April 13th, 2012, 09:06 PM
Slender-billed Curlew, Druridge Bay now not accepted
The latest BBRC WIP file indicates that the Slender-billed Curlew at Druridge Bay in 1998 is now no longer deemed acceptable - http://www.bbrc.org.uk/main-informat...rk-in-progress. A really tough decision considering all of the discussion about the bird, but it also needs to be ratified by the BOURC.
No doubt there will be even more....
add link to photos on surfbirds: http://www.surfbirds.com/mb/Features...ed-curlew.html
Last edited by Brian S; April 13th, 2012 at 09:16 PM.
April 14th, 2012, 08:46 AM
Tremendously sad in many ways.
I could never get my head round the published evidence...in some pictures it looks very convincing, in others not at all.
April 14th, 2012, 09:31 AM
See Forktail's note on the other thread, apparently the 'not proven' is an error:
Originally Posted by forktail
April 14th, 2012, 10:16 AM
Like many, I was surprised when this bird was accepted, it would have been much easier to 'sideline' the sighting.
It seems to have been the case over the ensuing years that there has been a considerable amount of 'sour grapes' over this sighting and the most noise regarding it's identity has been made by those who didn't see it.
For the record, I did see it, wasn't sure what the heck it was, just knew it didn't look like I expected it to but I'm not a competetive lister so acceptance or not is secondary, seems we have probably lost another species from the planet.
Last edited by andyadcock; April 14th, 2012 at 10:19 AM.
April 14th, 2012, 11:16 AM
Note the quoted retraction below from Nigel Hudson.
I have to apologise before things go ridiculous. I did things in a bit of a hurry last night and that is a genuine error. It is still In Circulation. We do intend to write a full article on the very long assessment process, and I totally agree that any annoucemnts for such high-profile records should not be given simply by a spreadsheet on a web-site. As I have said before the WIP file is not the 'document of record' - that is the annual report in British Birds.
I wonder now if I should continue with this WIP file as I have people asking for updates regularly, and yet to check 900+ records is too time consuming if I am to try to give an update say monthly.
Sorry once again. I will put up a new version straight away. Nigel Hudson"
April 14th, 2012, 11:22 AM
Retraction noted - I was surprised - I may get the thread deleted...
April 14th, 2012, 03:54 PM
I'd say leave it as lots of people will have seen reports of the 'NP' (e.g. like here) and may not have heard about the retraction.

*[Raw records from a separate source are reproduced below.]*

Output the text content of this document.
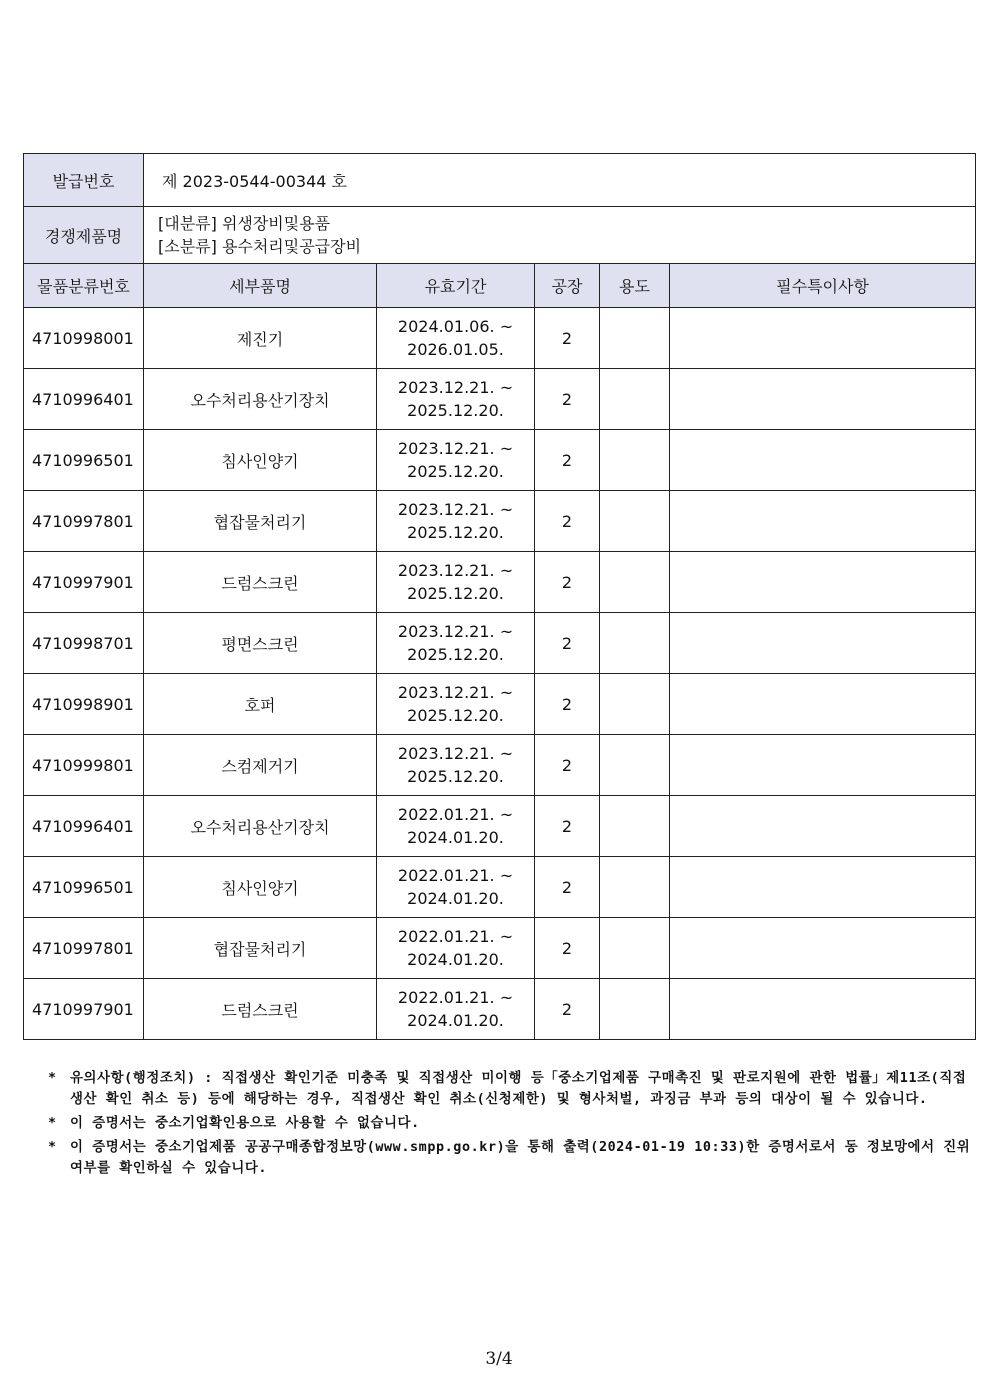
발급번호	제 2023-0544-00344 호				
경쟁제품명	[대분류] 위생장비및용품
[소분류] 용수처리및공급장비				

물품분류번호	세부품명	유효기간	공장	용도	필수특이사항
4710998001	제진기	2024.01.06. ~
2026.01.05.	2		
4710996401	오수처리용산기장치	2023.12.21. ~
2025.12.20.	2		
4710996501	침사인양기	2023.12.21. ~
2025.12.20.	2		
4710997801	협잡물처리기	2023.12.21. ~
2025.12.20.	2		
4710997901	드럼스크린	2023.12.21. ~
2025.12.20.	2		
4710998701	평면스크린	2023.12.21. ~
2025.12.20.	2		
4710998901	호퍼	2023.12.21. ~
2025.12.20.	2		
4710999801	스컴제거기	2023.12.21. ~
2025.12.20.	2		
4710996401	오수처리용산기장치	2022.01.21. ~
2024.01.20.	2		
4710996501	침사인양기	2022.01.21. ~
2024.01.20.	2		
4710997801	협잡물처리기	2022.01.21. ~
2024.01.20.	2		
4710997901	드럼스크린	2022.01.21. ~
2024.01.20.	2		
* 유의사항(행정조치) : 직접생산 확인기준 미충족 및 직접생산 미이행 등「중소기업제품 구매촉진 및 판로지원에 관한 법률」제11조(직접생산 확인 취소 등) 등에 해당하는 경우, 직접생산 확인 취소(신청제한) 및 형사처벌, 과징금 부과 등의 대상이 될 수 있습니다.
* 이 증명서는 중소기업확인용으로 사용할 수 없습니다.
* 이 증명서는 중소기업제품 공공구매종합정보망(www.smpp.go.kr)을 통해 출력(2024-01-19 10:33)한 증명서로서 동 정보망에서 진위여부를 확인하실 수 있습니다.
3/4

Maybe edit the lead post to add a note about the retraction there, to make it more conspicuous?
Originally Posted by Brian S
April 14th, 2012, 04:07 PM
You're probably right Michael.
Unlike comments on BF, I don't want any reading into my OP that I have insider information on this record, I simply followed what had been put on the WIP file; I am merely the museum consultant and have no insight into the decisions of the BBRC. If it does get NPed then it will have to go to the BOURC as it is on the British list and will have to be removed OR sent back to BBRC...
April 14th, 2012, 05:31 PM
I wasted my money spent 5 mins looking at and drove back to Wales !!!!!
June 2nd, 2012, 06:09 PM
Although Nigel published in haste, I believe the outcome will be the same and sensibly BBRC and BOURC will render the record as ''not proven''. Of course I did not see the bird in question (but did see its close relative next day when the shout went out and believe I did see this bird in future years at Breydon Water and elsewhere) and there will always be those that shout ''sour grapes'' but in my personal view, Slender-billed Curlew became extinct when I saw the last surviving individual at Merja Zerga (Morocco) in February 1995. How both Commiittees could accept such an incredulous UK record (of a first-summer) after such a short review period really amazed me, particularly when you consider how long it has taken to make decisions on the likes of Elegant Tern and the like. This was the most important record that both authorities were ever going to oversee and adjudicate upon and the implications of such an acceptance were huge.
All of the published evidence supports the identification as Eurasian Curlew and there is very little to indicate a Slender-billed Curlew in a hitherto undescribed first-summer-type plumage. Although for political reasons I largely followed the status quo at the time and also 'accepted' the record, discussions that followed with various members of the Dutch Rarities Committee following the decision worried me immensely and it soon became apparent that views and opinions of those with the most experience of the species were being ignored.
As we currently stand, the Northumberland first-summer Slender-billed Curlew is the last individual ever recorded on the planet !!